SCIE Report 36: Enabling risk, ensuring safety: Self-directed support and personal budgets
'There is clearly a need to ensure that the move to self-directed support is accompanied by better ways to identify and manage risks' (Department of Health/ADASS 2009)
Why is this issue important?
There are three main factors which make the issue of safeguarding and risk important to debates about the development of personalised services:
- The possibility of increased risk for sections of the population who have already been demonstrated to be at risk of abuse or neglect.
- The possibility that current debates on risk and safeguarding may make people using services and/or their families or carers reluctant to take advantage of new opportunities for independence, choice and control.

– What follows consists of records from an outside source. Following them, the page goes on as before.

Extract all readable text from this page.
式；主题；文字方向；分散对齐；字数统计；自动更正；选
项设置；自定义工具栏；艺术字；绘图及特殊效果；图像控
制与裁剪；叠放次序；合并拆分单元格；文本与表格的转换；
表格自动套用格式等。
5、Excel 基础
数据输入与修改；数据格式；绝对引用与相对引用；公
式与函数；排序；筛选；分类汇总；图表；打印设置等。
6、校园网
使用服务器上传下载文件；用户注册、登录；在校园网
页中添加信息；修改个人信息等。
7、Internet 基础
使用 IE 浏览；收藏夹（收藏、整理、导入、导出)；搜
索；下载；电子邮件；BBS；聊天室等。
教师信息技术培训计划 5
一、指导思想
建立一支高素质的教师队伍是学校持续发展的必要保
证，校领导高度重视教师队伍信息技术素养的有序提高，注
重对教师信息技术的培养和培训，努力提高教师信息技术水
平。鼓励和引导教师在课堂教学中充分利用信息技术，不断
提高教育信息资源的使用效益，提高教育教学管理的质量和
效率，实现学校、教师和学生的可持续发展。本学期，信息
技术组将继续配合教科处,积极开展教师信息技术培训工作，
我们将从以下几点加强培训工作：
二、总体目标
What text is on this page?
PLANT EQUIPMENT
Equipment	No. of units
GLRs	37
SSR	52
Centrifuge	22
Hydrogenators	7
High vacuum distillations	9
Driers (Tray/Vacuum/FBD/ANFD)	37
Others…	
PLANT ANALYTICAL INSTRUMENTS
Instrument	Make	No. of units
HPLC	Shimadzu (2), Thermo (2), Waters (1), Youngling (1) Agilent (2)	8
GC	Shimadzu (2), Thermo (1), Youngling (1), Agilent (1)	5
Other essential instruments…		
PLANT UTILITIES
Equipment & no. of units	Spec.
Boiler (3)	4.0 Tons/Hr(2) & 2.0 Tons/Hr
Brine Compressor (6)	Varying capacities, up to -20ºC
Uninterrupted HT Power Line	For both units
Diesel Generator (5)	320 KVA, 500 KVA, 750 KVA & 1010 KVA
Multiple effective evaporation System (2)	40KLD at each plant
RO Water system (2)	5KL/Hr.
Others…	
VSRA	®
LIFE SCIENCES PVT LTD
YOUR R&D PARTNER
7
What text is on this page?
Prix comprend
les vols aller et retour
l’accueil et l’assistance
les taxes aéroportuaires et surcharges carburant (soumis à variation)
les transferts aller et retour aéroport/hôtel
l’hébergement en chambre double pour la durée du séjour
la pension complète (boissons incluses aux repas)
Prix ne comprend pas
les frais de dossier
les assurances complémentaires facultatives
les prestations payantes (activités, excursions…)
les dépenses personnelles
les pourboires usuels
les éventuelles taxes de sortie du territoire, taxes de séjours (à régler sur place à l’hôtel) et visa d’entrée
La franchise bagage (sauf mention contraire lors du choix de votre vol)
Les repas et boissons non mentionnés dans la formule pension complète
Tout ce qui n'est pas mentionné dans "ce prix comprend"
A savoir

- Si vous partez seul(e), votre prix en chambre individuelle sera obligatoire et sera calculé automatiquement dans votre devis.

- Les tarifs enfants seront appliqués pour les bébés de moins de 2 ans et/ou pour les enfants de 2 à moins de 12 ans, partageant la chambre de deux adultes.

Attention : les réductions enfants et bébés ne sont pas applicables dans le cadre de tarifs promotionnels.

- Professional risk aversion.
Professional risk aversion
This varies according to whether or not explicit policies, training and leadership exist which promote a positive, informed approach to risk taking and management.
Evidence has suggested that frontline practitioners can sometimes make generalised decisions based on assumptions about the capacity of certain groups (such as older people, people with learning disabilities and people with mental health problems) when deciding whether to offer the direct payment option.
Professional concern soundly based in knowledge of each individual's wishes, needs, strengths, circumstances and support networks is legitimate.
But denying opportunities to people using services out of ignorance, general assumptions, 'to be on the safe side', or simply because of fears of criticism or liability, is not.
Points for reflection
- What criteria do you use to assess the capacity of people who are perceived as 'vulnerable' or 'at risk' (such as older people, people with learning disabilities and people with mental health problems), when considering the direct payment option?